Table_4_A Logic Model of Neuronal-Glial Interaction Suggests Altered Homeostatic Regulation in the Perpetuation of Neuroinflammation.XLSX

Aberrant inflammatory signaling between neuronal and glial cells can develop into a persistent sickness behavior-related disorders, negatively impacting learning, memory, and neurogenesis. While there is an abundance of literature describing these interactions, there still lacks a comprehensive mathematical model describing the complex feed-forward and feedback mechanisms of neural-glial interaction. Here we compile molecular and cellular signaling information from various studies and reviews in the literature to create a logically-consistent, theoretical model of neural-glial interaction in the brain to explore the role of neuron-glia homeostatic regulation in the perpetuation of neuroinflammation. Logic rules are applied to this connectivity diagram to predict the system's homeostatic behavior. We validate our model predicted homeostatic profiles against RNAseq gene expression profiles in a mouse model of stress primed neuroinflammation. A meta-analysis was used to calculate the significance of similarity between the inflammatory profiles of mice exposed to diisopropyl fluorophostphate (DFP) [with and without prior priming by the glucocorticoid stress hormone corticosterone (CORT)], with the equilibrium states predicted by the model, and to provide estimates of the degree of the neuroinflammatory response. Beyond normal homeostatic regulation, our model predicts an alternate self-perpetuating condition consistent with chronic neuroinflammation. RNAseq gene expression profiles from the cortex of mice exposed to DFP and CORT+DFP align with this predicted state of neuroinflammation, whereas the alignment to CORT alone was negligible. Simulations of putative treatment strategies post-exposure were shown to be theoretically capable of returning the system to a state of typically healthy regulation with broad-acting anti-inflammatory agents showing the highest probability of success. The results support a role for the brain's own homeostatic drive in perpetuating the chronic neuroinflammation associated with exposure to the organophosphate DFP, with and without CORT priming. The deviation of illness profiles from exact model predictions suggests the presence of additional factors or of lasting changes to the brain's regulatory circuitry specific to each exposure.

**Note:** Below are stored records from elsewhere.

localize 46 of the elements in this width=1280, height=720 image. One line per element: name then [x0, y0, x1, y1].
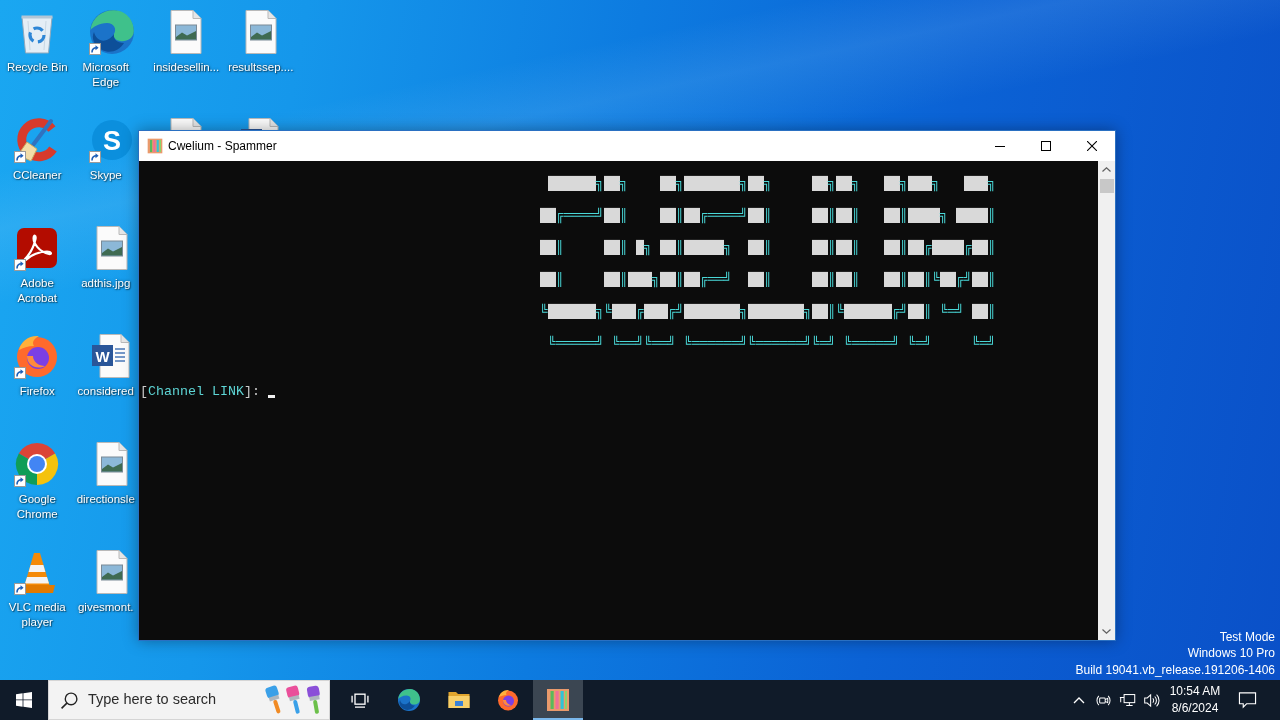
maximize-icon[interactable]: [1041, 141, 1051, 151]
desktop-icon-label[interactable]: Recycle Bin: [6, 60, 68, 75]
caret-down-icon[interactable]: [1102, 629, 1111, 634]
system-info-text: Windows 10 Pro: [1187, 645, 1275, 662]
desktop-icon-label[interactable]: Skype: [89, 168, 122, 183]
scrollbar-track[interactable]: [1098, 161, 1115, 640]
clock-button[interactable]: 10:54 AM 8/6/2024: [1163, 680, 1227, 720]
text-cursor-icon: [267, 395, 275, 398]
caret-up-icon[interactable]: [1102, 167, 1111, 172]
desktop-icon-label[interactable]: considered: [77, 384, 134, 399]
desktop-icon-label[interactable]: VLC media player: [1, 600, 74, 630]
console-prompt: [Channel LINK]:: [140, 384, 260, 400]
network-icon[interactable]: [1118, 691, 1136, 709]
search-box[interactable]: Type here to search: [48, 680, 330, 720]
desktop-icon-label[interactable]: Google Chrome: [1, 492, 74, 522]
start-logo-icon[interactable]: [16, 692, 32, 708]
ascii-art-line: ██╔════╝██║ ██║██╔════╝██║ ██║██║ ██║████╗ ████║: [539, 208, 996, 224]
system-info-text: Test Mode: [1219, 628, 1275, 645]
ascii-art-line: ██████╗██╗ ██╗███████╗██╗ ██╗██╗ ██╗███╗ ███╗: [546, 176, 996, 192]
desktop-icon-label[interactable]: insidesellin...: [153, 60, 220, 75]
swirl-logo-icon[interactable]: [397, 688, 422, 712]
search-input[interactable]: Type here to search: [88, 689, 264, 711]
desktop-icon-label[interactable]: givesmont.: [77, 600, 134, 615]
notification-icon[interactable]: [1237, 691, 1257, 709]
system-info-text: Build 19041.vb_release.191206-1406: [1075, 661, 1275, 678]
volume-icon[interactable]: [1142, 691, 1160, 709]
desktop-icon-label[interactable]: Firefox: [19, 384, 55, 399]
scrollbar-thumb[interactable]: [1099, 179, 1114, 193]
search-icon[interactable]: [60, 690, 79, 710]
striped-tile-icon[interactable]: [545, 688, 570, 712]
fox-globe-logo-icon[interactable]: [496, 688, 521, 712]
desktop-icon-label[interactable]: Adobe Acrobat: [1, 276, 74, 306]
close-icon[interactable]: [1087, 141, 1097, 151]
desktop-icon-label[interactable]: resultssep....: [228, 60, 294, 75]
ascii-art-line: ██║ ██║███╗██║██╔══╝ ██║ ██║██║ ██║██║╚██╔╝██║: [539, 272, 996, 288]
ascii-art-line: ██║ ██║ █╗ ██║█████╗ ██║ ██║██║ ██║██╔████╔██║: [539, 240, 996, 256]
desktop-icon-label[interactable]: adthis.jpg: [81, 276, 131, 291]
desktop-icon-label[interactable]: directionsle: [76, 492, 135, 507]
window-title: Cwelium - Spammer: [168, 138, 277, 155]
ascii-art-line: ╚═════╝ ╚══╝╚══╝ ╚══════╝╚══════╝╚═╝ ╚═════╝ ╚═╝ ╚═╝: [546, 336, 996, 352]
ascii-art-line: ╚██████╗╚███╔███╔╝███████╗███████╗██║╚██████╔╝██║ ╚═╝ ██║: [539, 304, 996, 320]
striped-tile-icon: [147, 138, 163, 154]
desktop-icon-label[interactable]: CCleaner: [12, 168, 62, 183]
chevron-up-icon[interactable]: [1073, 696, 1085, 704]
desktop-icon-label[interactable]: Microsoft Edge: [74, 60, 137, 90]
swirl-logo-icon[interactable]: [87, 8, 136, 56]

神经元与神经胶质细胞之间的异常炎症信号传导可发展为持续性疾病行为相关障碍，对学习、记忆与神经发生产生负面影响。尽管已有大量文献描述了二者间的相互作用，但目前仍缺乏能够阐释神经胶质相互作用复杂前馈与反馈机制的综合数学模型。本研究从文献中的各类研究与综述中整合分子与细胞信号传导信息，构建了大脑内神经元-胶质细胞相互作用的逻辑自洽理论模型，以探究神经元-胶质细胞稳态调控在神经炎症持续进程中的作用。我们将逻辑规则应用于该连接图谱，以预测系统的稳态行为。针对应激预致敏神经炎症小鼠模型中的RNA测序（RNAseq）基因表达谱，我们验证了模型预测的稳态特征。采用元分析计算二异丙基氟磷酸酯（diisopropyl fluorophostphate, DFP）暴露小鼠（预先接受或未接受糖皮质激素应激激素皮质酮（CORT）预致敏）的炎症谱与模型预测的平衡态之间的相似性显著性，并对神经炎症反应程度进行评估。除正常稳态调控外，我们的模型还预测了一种与慢性神经炎症一致的交替自我持续状态。来自暴露于DFP与CORT+DFP小鼠皮层的RNA测序基因表达谱与该神经炎症预测状态相符，而仅暴露于CORT的样本匹配度可忽略不计。暴露后假定治疗策略的模拟结果在理论上显示可将系统恢复至正常健康调控状态，其中广谱抗炎药物展现出最高的成功概率。本研究结果支持大脑自身的稳态驱动在暴露于有机磷酸酯DFP（伴或不伴CORT预致敏）相关慢性神经炎症持续进程中的作用。疾病谱与模型精确预测值之间的偏差表明，存在额外因素或针对每种暴露的大脑调控环路的永久性改变。